I am sorry to hear about your loss under such trying conditions. It is difficult to suffer the loss of family pets, and then to discover that it appears that a neighbor might have killed them.
There are two systems in California which hold people accountable for their conduct. The first is the criminal system, in which the People of the State ask for punishment of a person for conduct which is so harmful to society that we have made such conduct a "crime". It is up to the police agency in the area (apparently the Sheriff and his staff where you are) to decide what conduct they find to be violative of criminal statutes (in California, found in the Penal Code) and then to refer those cases to the District Attorney for a decision about whether criminal charges will be filed with the court for prosecution.

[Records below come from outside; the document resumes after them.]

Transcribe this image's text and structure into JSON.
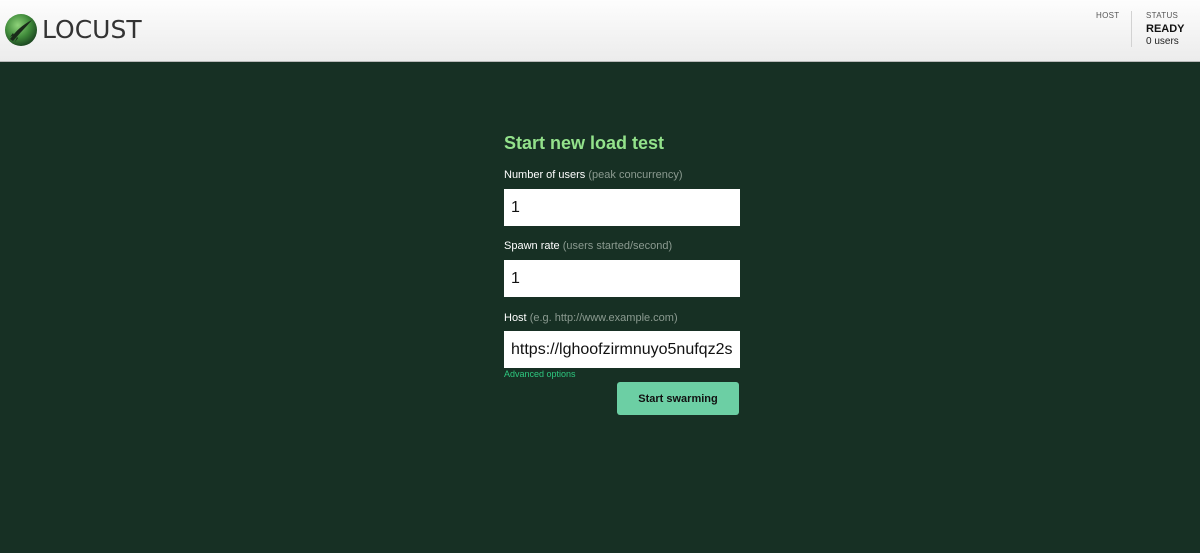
{
  "app": {
    "logo_text": "LOCUST"
  },
  "header": {
    "host_label": "HOST",
    "status_label": "STATUS",
    "status_value": "READY",
    "users_value": "0 users"
  },
  "form": {
    "title": "Start new load test",
    "users_label": "Number of users",
    "users_hint": "(peak concurrency)",
    "users_value": "1",
    "spawn_label": "Spawn rate",
    "spawn_hint": "(users started/second)",
    "spawn_value": "1",
    "host_label": "Host",
    "host_hint": "(e.g. http://www.example.com)",
    "host_value": "https://lghoofzirmnuyo5nufqz2s",
    "advanced_link": "Advanced options",
    "start_button": "Start swarming"
  },
  "colors": {
    "background": "#173024",
    "title": "#93e28b",
    "accent_link": "#2ec77f",
    "button": "#6ccfa4"
  }
}
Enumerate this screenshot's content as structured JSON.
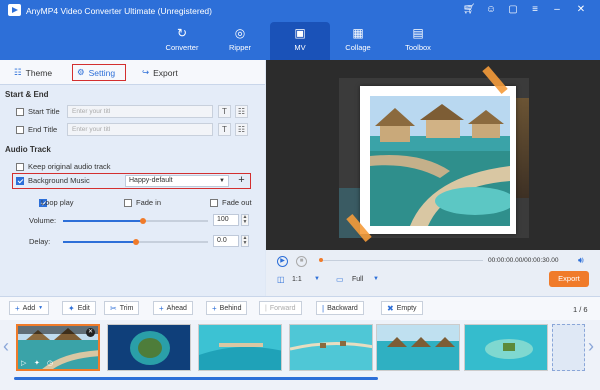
{
  "app": {
    "title": "AnyMP4 Video Converter Ultimate (Unregistered)"
  },
  "window_icons": [
    "cart-icon",
    "user-icon",
    "chat-icon",
    "menu-icon",
    "minimize-icon",
    "close-icon"
  ],
  "nav": [
    {
      "label": "Converter",
      "icon": "converter-icon"
    },
    {
      "label": "Ripper",
      "icon": "ripper-icon"
    },
    {
      "label": "MV",
      "icon": "mv-icon",
      "active": true
    },
    {
      "label": "Collage",
      "icon": "collage-icon"
    },
    {
      "label": "Toolbox",
      "icon": "toolbox-icon"
    }
  ],
  "tabs": {
    "theme": "Theme",
    "setting": "Setting",
    "export": "Export"
  },
  "start_end": {
    "title": "Start & End",
    "start_label": "Start Title",
    "start_placeholder": "Enter your titl",
    "end_label": "End Title",
    "end_placeholder": "Enter your titl"
  },
  "audio": {
    "title": "Audio Track",
    "keep_original": "Keep original audio track",
    "bgm_label": "Background Music",
    "bgm_value": "Happy-default",
    "loop_play": "Loop play",
    "fade_in": "Fade in",
    "fade_out": "Fade out",
    "volume_label": "Volume:",
    "volume_value": "100",
    "volume_level": 0.55,
    "delay_label": "Delay:",
    "delay_value": "0.0",
    "delay_level": 0.5
  },
  "player": {
    "time": "00:00:00.00/00:00:30.00",
    "ratio": "1:1",
    "display_mode": "Full",
    "export_label": "Export"
  },
  "toolbar": {
    "add": "Add",
    "edit": "Edit",
    "trim": "Trim",
    "ahead": "Ahead",
    "behind": "Behind",
    "forward": "Forward",
    "backward": "Backward",
    "empty": "Empty",
    "page": "1 / 6"
  },
  "colors": {
    "accent": "#2d6fd8",
    "orange": "#f07b2a",
    "highlight": "#d32f2f"
  }
}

The other system is the civil court system, which allows individuals who are injured because of the conduct of another to receive compensation for that injury. The injured person brings a claim against the person who is alleged to be responsible under a theory of liability, the breach of a "civil wrong". In your situation, that theory of liability might be best described as a "trespass" - causing the injury or destruction or interference with the use of some property of yours. I just used a term that you might not like, for as important as your cats have been to you and your family, they were property, just like a car or a radio or some other thing you own. The "measure of damages" for your loss - the calculation which will be performed to determine what compensation you might receive in this action - is the reasonable value of the cats. A hard reality for people who have suffered the loss of a family pet because of the action of another is that you do not have the ability to recover compensation for the emotional suffering you and your family have endured because of the loss, and you do not get to argue that your cat was a very special cat and, therefore, was worth more than any other cat.
There is a special court in California for small cases, called the "Small Claims Court". There are simple procedures involved to start a case, lower costs involved, and easier to present. A party must represent himself. The general jurisdiction limit (dollar amount of the claim) is $2,500.00, except that a person can bring two claims a year for up to $7,500 for certain kinds of cases. You can find out about the Small Claims Court in San Mateo County by visiting the San Mateo County Superior Court web site, and look for the "Small Claims" information under the "Self Help" tab on the court's home page. You can find the court's Claim form which you can fill out online, print, and then take to the courthouse near you. When you go to court, bring evidence of what the cats were worth - a measure that the court might accept would be how much it might cost you to obtain cats of the same breed.
Good luck with whatever you choose for obtaining compensation for your loss.